How much does it cost to invest in a lithium-ion battery? Dry room cost analysis

Due to the rapid development of the Electric Vehicle industry in China, there is a huge market demand for lithium-ion batteries. Many battery manufacturers have also expanded their production capacity. Some companies have also entered the lithium-ion battery industry through this shareholder's wind. As an insider, Xiaobian I know that the lithium-ion battery industry is not so beautiful.

The lithium-ion battery industry not only has huge investment in initial construction, but also needs to consume huge amounts of money in later operations. Today, Xiaobian will take you to understand the important part of the lithium-ion battery production line - the investment and operating costs of the drying room.

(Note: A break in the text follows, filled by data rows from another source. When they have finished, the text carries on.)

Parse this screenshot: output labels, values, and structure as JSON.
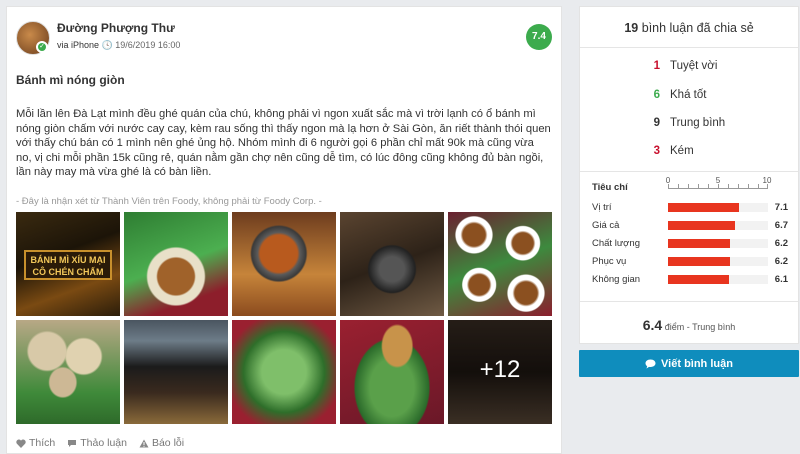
{
  "review": {
    "user_name": "Đường Phượng Thư",
    "via": "via iPhone",
    "date": "19/6/2019 16:00",
    "score": "7.4",
    "title": "Bánh mì nóng giòn",
    "body": "Mỗi lần lên Đà Lạt mình đều ghé quán của chú, không phải vì ngon xuất sắc mà vì trời lạnh có ổ bánh mì nóng giòn chấm với nước cay cay, kèm rau sống thì thấy ngon mà lạ hơn ở Sài Gòn, ăn riết thành thói quen với thấy chú bán có 1 mình nên ghé ủng hộ. Nhóm mình đi 6 người gọi 6 phần chỉ mất 90k mà cũng vừa no, vị chi mỗi phần 15k cũng rẻ, quán nằm gần chợ nên cũng dễ tìm, có lúc đông cũng không đủ bàn ngồi, lần này may mà vừa ghé là có bàn liền.",
    "note": "- Đây là nhận xét từ Thành Viên trên Foody, không phải từ Foody Corp. -",
    "sign_line1": "BÁNH MÌ XÍU MẠI",
    "sign_line2": "CÔ CHÉN CHẤM",
    "more_photos": "+12",
    "actions": {
      "like": "Thích",
      "discuss": "Thảo luận",
      "report": "Báo lỗi"
    }
  },
  "summary": {
    "count": "19",
    "count_text": "bình luận đã chia sẻ",
    "counts": [
      {
        "num": "1",
        "label": "Tuyệt vời",
        "color": "#c8102e"
      },
      {
        "num": "6",
        "label": "Khá tốt",
        "color": "#3cab4d"
      },
      {
        "num": "9",
        "label": "Trung bình",
        "color": "#333333"
      },
      {
        "num": "3",
        "label": "Kém",
        "color": "#c8102e"
      }
    ],
    "criteria_header": "Tiêu chí",
    "scale_labels": [
      "0",
      "5",
      "10"
    ],
    "criteria": [
      {
        "name": "Vị trí",
        "value": 7.1,
        "value_text": "7.1"
      },
      {
        "name": "Giá cả",
        "value": 6.7,
        "value_text": "6.7"
      },
      {
        "name": "Chất lượng",
        "value": 6.2,
        "value_text": "6.2"
      },
      {
        "name": "Phục vụ",
        "value": 6.2,
        "value_text": "6.2"
      },
      {
        "name": "Không gian",
        "value": 6.1,
        "value_text": "6.1"
      }
    ],
    "avg_score": "6.4",
    "avg_unit": "điểm",
    "avg_label": "- Trung bình",
    "write_button": "Viết bình luận"
  },
  "colors": {
    "score_green": "#3cab4d",
    "bar_red": "#e8351f",
    "button_blue": "#0f8dbd"
  }
}
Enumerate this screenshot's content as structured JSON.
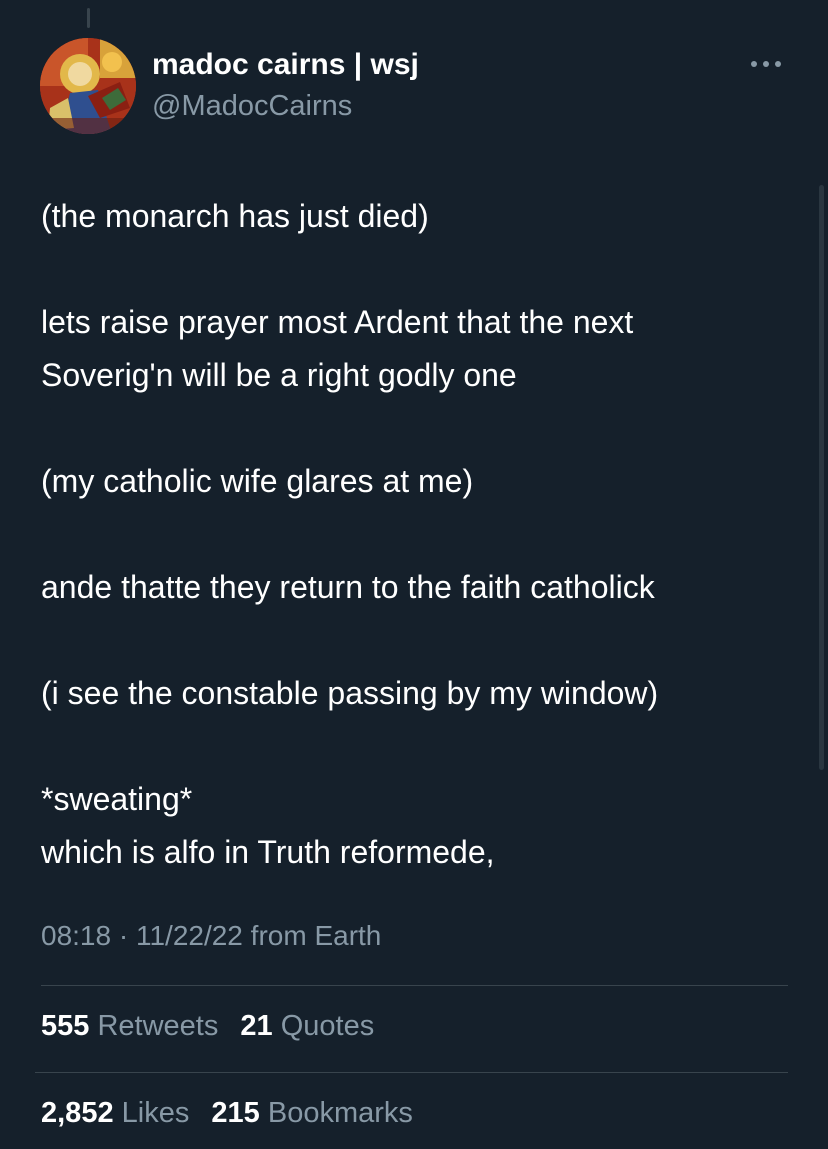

The working voltage of lithium-ion battery can be as high as 4.2V , so the electrolyte can only use organic system. The lithium salt used is usually lithium hexafluorophosphate, which makes the whole process of lithium ion battery sensitive to moisture. Therefore, the dry room is a lithium ion battery. Especially necessary for large-scale production of lithium-ion battery manufacturers.

In order to meet the demand for moisture control of lithium ion batteries, usually the moisture in the drying room needs to be controlled below 100 ppm ( volume fraction ) , and the entire air dehumidification and heating process requires a large amount of electricity, taking a 16,000 m3 drying room as an example, usually The power demand is around 400kW .

The drying room is usually designed as a sealed space, and the moisture content of the intake air is usually controlled at about 15 ppm . The flow rate of the dry air is generally controlled by the moisture sensor to ensure that the air humidity in the entire drying room is maintained below 100 ppm . This paper will establish a model for analyzing the proportion of dry room investment and operating costs in the cost of lithium-ion batteries.

The model is designed to produce 10,000 sets of electric vehicle power battery packs per year . The construction investment is repaid in 6 years, and the space in the drying room is designed to be 16,000 cubic meters.

The gas used at the front end of the drying room is 33 ° C, the relative humidity is 50% or 2.5 vol% of air. First, this part of the air is cooled to 9 ° C to remove the moisture, and then this part of the drying gas will be discharged from the drying room. The gas is mixed, the temperature of the mixed gas is 24 ° C, the humidity is 0.07 vol% , the mixed gas is cooled again to 10 ° C, and then most of the mixed gas (95%) is sent back to the drying chamber, a small Part (5%) will be left as the cleaning gas stream and finally leave the system. The humidity inside the drying room is controlled at around 15ppm and the temperature is controlled at 25 °C. Low cleaning flow (5%) is an advantage of this system**, which can significantly reduce gas cooling and heating energy consumption.

The moisture in the drying room mainly comes from the human body, the moisture contained in the negative electrode, the gas brought in by the air shower door switch, etc., and the gas flow rate needs to be designed accordingly to ensure that the humidity of the gas flowing out of the drying chamber is controlled to 100 ppm or lower. In order to achieve the above requirements, the gas flow rate is controlled at 20 m3/s , and the residence time of the dry gas in the drying chamber is 13.6 min .

It is expected that the heat output in the drying room is 250 kW , so it is necessary to ensure that the temperature of the incoming drying gas is 14 ° C, thereby ensuring that the gas temperature in the drying chamber is around 25 .

Then we will now simply calculate the power consumption required in the operation of the drying room. The main refrigeration unit of the drying unit has a power of 426 kW , plus the front-end pre-cooling total cooling power is 483 kW , assuming a power factor of 3.5. The total cooling power is 138 kW and the total power of the fan is 167 kW . Therefore , the total power of the cooling and fan is 305 kW . The heating power is mainly concentrated on the back end of the heating of 63 kW and the dehumidification wheel of the regenerative heating power of 30 kW . Therefore, the total operating power of the drying unit is 398kW .

If the cooling and fan power are considered to be supplied by natural gas, and the efficiency of the natural gas is 0.4 , the total power of the drying unit becomes 856 kW .

The basic cost of such a drying room includes equipment costs of $ 74,1000 , annual electricity and gas costs of approximately $ 150,000 , labor costs (for 14 people ) of approximately $ 78,000 , and utility costs of approximately $ 180,000 .

This is only the investment cost of the drying room. It does not include the equipment used for battery production in the drying room. Equipment such as winders, liquid injectors, and sealing machines need to invest huge amounts of money. Lithium-ion battery electrode homogenization, coating, rolling and slitting equipment are millions of millions, so the lithium-ion battery industry is not only a technology-intensive industry, but also a capital-intensive industry, investing in the lithium battery industry. Need a strong financial base and strong technical support.